Notes and Quotes
Maria Goicoechea
(beginning on page 183)
http://hermeneia.net/eng/index.html
(184).
http://www.ucm.es/leethi (184).
http://www.ecuaderno.com/
(184).
In this article, the
author is attempting to provide an overview of current Spanish criticism
regarding the literariness of digital texts (185).
Spanish critics tend to
think that it is the social, economic, cultural, and literary history that
illuminates technical history, and not the other way around (185).
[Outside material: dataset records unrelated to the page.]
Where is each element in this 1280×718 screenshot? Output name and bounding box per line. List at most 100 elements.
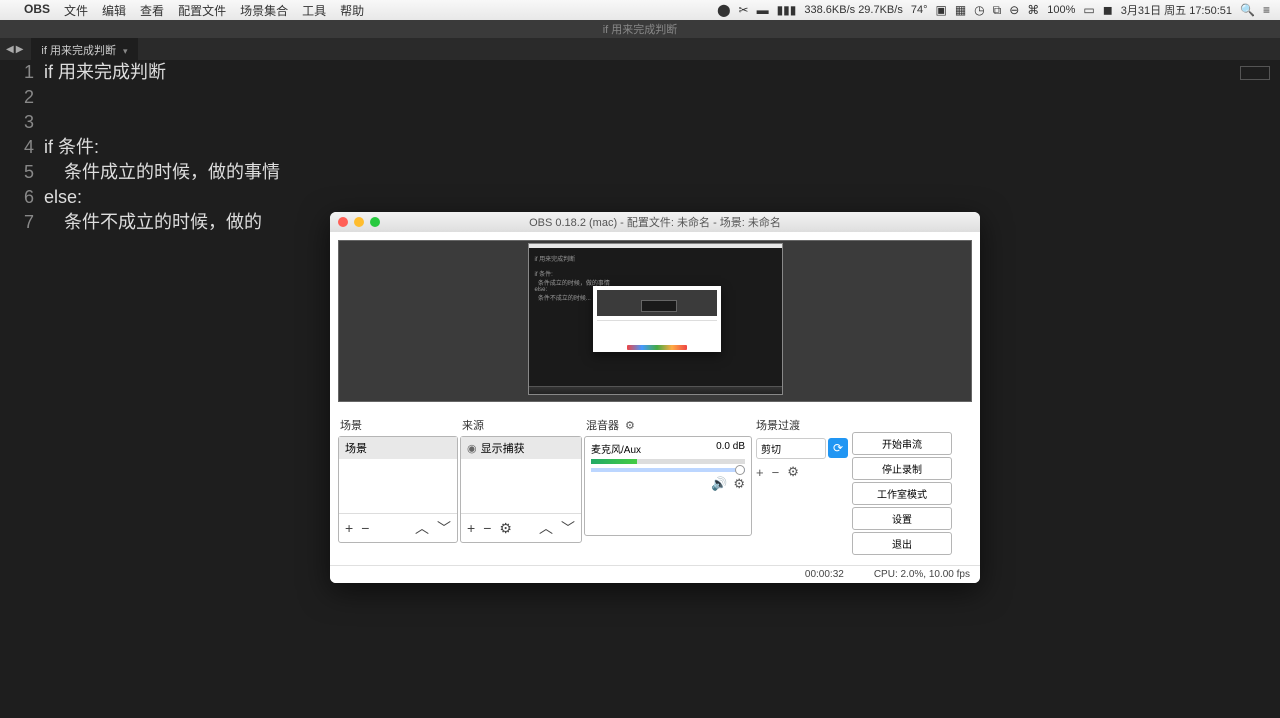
menubar-left: OBS 文件 编辑 查看 配置文件 场景集合 工具 帮助 — [10, 2, 364, 19]
notifications-icon[interactable]: ≡ — [1263, 3, 1270, 17]
move-down-icon[interactable]: ﹀ — [437, 518, 451, 538]
bars-icon[interactable]: ▮▮▮ — [777, 3, 797, 17]
minimize-icon[interactable] — [354, 217, 364, 227]
lineno: 4 — [0, 135, 44, 160]
lineno: 5 — [0, 160, 44, 185]
channel-name: 麦克风/Aux — [591, 441, 641, 456]
obs-window: OBS 0.18.2 (mac) - 配置文件: 未命名 - 场景: 未命名 i… — [330, 212, 980, 583]
exit-button[interactable]: 退出 — [852, 532, 952, 555]
temp: 74° — [911, 4, 928, 16]
remove-button[interactable]: − — [361, 520, 369, 536]
volume-slider[interactable] — [591, 468, 745, 472]
search-icon[interactable]: 🔍 — [1240, 3, 1255, 17]
net-speed: 338.6KB/s 29.7KB/s — [804, 4, 902, 16]
record-time: 00:00:32 — [805, 569, 844, 580]
editor-tab[interactable]: if 用来完成判断 ▾ — [31, 38, 137, 62]
disk-icon[interactable]: ▬ — [757, 3, 769, 17]
minimap[interactable] — [1240, 66, 1270, 80]
scene-item[interactable]: 场景 — [339, 437, 457, 459]
tray-icon3[interactable]: ◷ — [974, 3, 984, 17]
transition-config-button[interactable]: ⟳ — [828, 438, 848, 458]
nav-back-icon[interactable]: ◀ — [6, 44, 14, 55]
start-stream-button[interactable]: 开始串流 — [852, 432, 952, 455]
macos-menubar: OBS 文件 编辑 查看 配置文件 场景集合 工具 帮助 ⬤ ✂ ▬ ▮▮▮ 3… — [0, 0, 1280, 20]
add-button[interactable]: + — [345, 520, 353, 536]
scenes-panel: 场景 场景 + − ︿ ﹀ — [338, 414, 458, 557]
tray-icon4[interactable]: ⧉ — [993, 3, 1002, 18]
lineno: 6 — [0, 185, 44, 210]
wifi-icon[interactable]: ⊖ — [1009, 3, 1019, 17]
battery-icon[interactable]: ▭ — [1083, 3, 1094, 17]
bluetooth-icon[interactable]: ⌘ — [1027, 3, 1039, 17]
obs-titlebar[interactable]: OBS 0.18.2 (mac) - 配置文件: 未命名 - 场景: 未命名 — [330, 212, 980, 232]
controls-panel: 开始串流 停止录制 工作室模式 设置 退出 — [852, 414, 952, 557]
battery: 100% — [1047, 4, 1075, 16]
menu-profile[interactable]: 配置文件 — [178, 2, 226, 19]
obs-control-area: 场景 场景 + − ︿ ﹀ 来源 ◉ 显示捕获 — [330, 410, 980, 565]
editor-title-text: if 用来完成判断 — [603, 21, 678, 37]
add-button[interactable]: + — [467, 520, 475, 536]
close-icon[interactable] — [338, 217, 348, 227]
menu-view[interactable]: 查看 — [140, 2, 164, 19]
studio-mode-button[interactable]: 工作室模式 — [852, 482, 952, 505]
obs-statusbar: 00:00:32 CPU: 2.0%, 10.00 fps — [330, 565, 980, 583]
move-up-icon[interactable]: ︿ — [539, 518, 553, 538]
menu-file[interactable]: 文件 — [64, 2, 88, 19]
source-item[interactable]: ◉ 显示捕获 — [461, 437, 581, 459]
speaker-icon[interactable]: 🔊 — [711, 476, 727, 492]
tray-icon[interactable]: ▣ — [935, 3, 946, 17]
mixer-panel: 混音器⚙ 麦克风/Aux 0.0 dB 🔊 ⚙ — [584, 414, 752, 557]
lineno: 2 — [0, 85, 44, 110]
sources-list[interactable]: ◉ 显示捕获 — [461, 437, 581, 513]
code-line: 条件不成立的时候，做的 — [44, 210, 262, 235]
transition-select[interactable]: 剪切 — [756, 438, 826, 459]
datetime: 3月31日 周五 17:50:51 — [1121, 2, 1232, 18]
gear-icon[interactable]: ⚙ — [733, 476, 745, 492]
move-up-icon[interactable]: ︿ — [415, 518, 429, 538]
move-down-icon[interactable]: ﹀ — [561, 518, 575, 538]
remove-button[interactable]: − — [483, 520, 491, 536]
code-line: if 用来完成判断 — [44, 60, 166, 85]
app-name[interactable]: OBS — [24, 2, 50, 19]
lineno: 1 — [0, 60, 44, 85]
scissors-icon[interactable]: ✂ — [739, 3, 749, 17]
lang-icon[interactable]: ◼ — [1103, 3, 1113, 17]
obs-window-title: OBS 0.18.2 (mac) - 配置文件: 未命名 - 场景: 未命名 — [330, 214, 980, 230]
nav-arrows: ◀ ▶ — [6, 44, 23, 55]
audio-meter — [591, 459, 745, 464]
menu-help[interactable]: 帮助 — [340, 2, 364, 19]
nav-fwd-icon[interactable]: ▶ — [16, 44, 24, 55]
code-line: if 条件: — [44, 135, 99, 160]
editor-window-title: if 用来完成判断 — [0, 20, 1280, 38]
remove-button[interactable]: − — [772, 465, 780, 480]
transitions-panel: 场景过渡 剪切 ⟳ + − ⚙ — [754, 414, 850, 557]
gear-icon[interactable]: ⚙ — [625, 419, 635, 432]
zoom-icon[interactable] — [370, 217, 380, 227]
tray-icon2[interactable]: ▦ — [955, 3, 966, 17]
obs-preview[interactable]: if 用来完成判断if 条件: 条件成立的时候，做的事情else: 条件不成立的… — [338, 240, 972, 402]
scenes-list[interactable]: 场景 — [339, 437, 457, 513]
lineno: 7 — [0, 210, 44, 235]
sources-panel: 来源 ◉ 显示捕获 + − ⚙ ︿ ﹀ — [460, 414, 582, 557]
menubar-right: ⬤ ✂ ▬ ▮▮▮ 338.6KB/s 29.7KB/s 74° ▣ ▦ ◷ ⧉… — [717, 2, 1270, 18]
chevron-down-icon[interactable]: ▾ — [123, 46, 128, 57]
menu-tools[interactable]: 工具 — [302, 2, 326, 19]
add-button[interactable]: + — [756, 465, 764, 480]
eye-icon[interactable]: ◉ — [467, 443, 477, 455]
status-icon[interactable]: ⬤ — [717, 3, 730, 17]
transitions-header: 场景过渡 — [754, 414, 850, 436]
code-line: else: — [44, 185, 82, 210]
cpu-fps: CPU: 2.0%, 10.00 fps — [874, 569, 970, 580]
gear-icon[interactable]: ⚙ — [787, 464, 799, 480]
window-controls — [338, 217, 380, 227]
settings-button[interactable]: 设置 — [852, 507, 952, 530]
menu-scene[interactable]: 场景集合 — [240, 2, 288, 19]
source-label: 显示捕获 — [481, 443, 525, 455]
mixer-channel: 麦克风/Aux 0.0 dB 🔊 ⚙ — [585, 437, 751, 496]
menu-edit[interactable]: 编辑 — [102, 2, 126, 19]
sources-header: 来源 — [460, 414, 582, 436]
stop-record-button[interactable]: 停止录制 — [852, 457, 952, 480]
code-line: 条件成立的时候，做的事情 — [44, 160, 280, 185]
scenes-header: 场景 — [338, 414, 458, 436]
gear-icon[interactable]: ⚙ — [499, 520, 512, 537]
Can we discuss this in class?
Transposing postmodern
theory to the digital sphere is necessary but it does impose certain restraints
since there is the artificial imposition of measuring virtual texts with
structures of the past (186).
Not everybody agrees with
the idea that digital literature actually exists, either because it has not
reached a certain quality or because its identity as literature is put into
question (187).
Technosceptics and
technophiles disagree on what constitutes digital literature, which results in
much misinterpretation (187-188).
Some critics believe
digital literature is an art of its own which will not end up displacing
literature (188).
Common definitions of
hypertext are imprecise (190).
Vega believes that we
have not yet seen hyperliterature and what is currently being made are tests
and shy beginnings (190).
In the transfer of
concepts from one medium to the other, critics continuously confuse or fail to
distinguish between the act of text production and the act of reception (191).
In practice, it helps to
distinguish between two types of intertextual relations: those that are part of
the textual structure and those which the reader uses as reading strategies
(192).
The need for a reading
context in which to integrate the hypertextual information becomes redundant
since hypertext already is a self-sufficient and self-explanatory unity (194).
The knowledge of the
reader starts where the author ends (194).
Pajares compares the
reading process of a poem with that of a hypertext (195).
The structure of
hypertext admits a forgetful reader at the same time that places the reader in
a relation of dependence with the computer (196).
Interactivity is both a
property of the text and the reader (197).
Interaction that the
print medium allows is “metaphorical” because it is considered less “real” than
the interactivity that occurs in the digital medium (197).
Radical technosceptics
find it difficult to understand the ways in which the text also has the ability
to communicate. Holland argues that people falsely attribute actions to the
text that are actually performed by the reader (199).
The degree of
interactivity depends not only on the technology but also the reader’s ability
to use the technology (199).
The challenge digital
literature poses for critics and teachers regarding interactivity is that
digital texts also require an adjustment of the interactive strategies both
writers and readers are accustomed to share (200).
On-going Spanish research
focuses on the concept of intermediality as a key to read digital literature
beyond the hypertextual paradigm (201).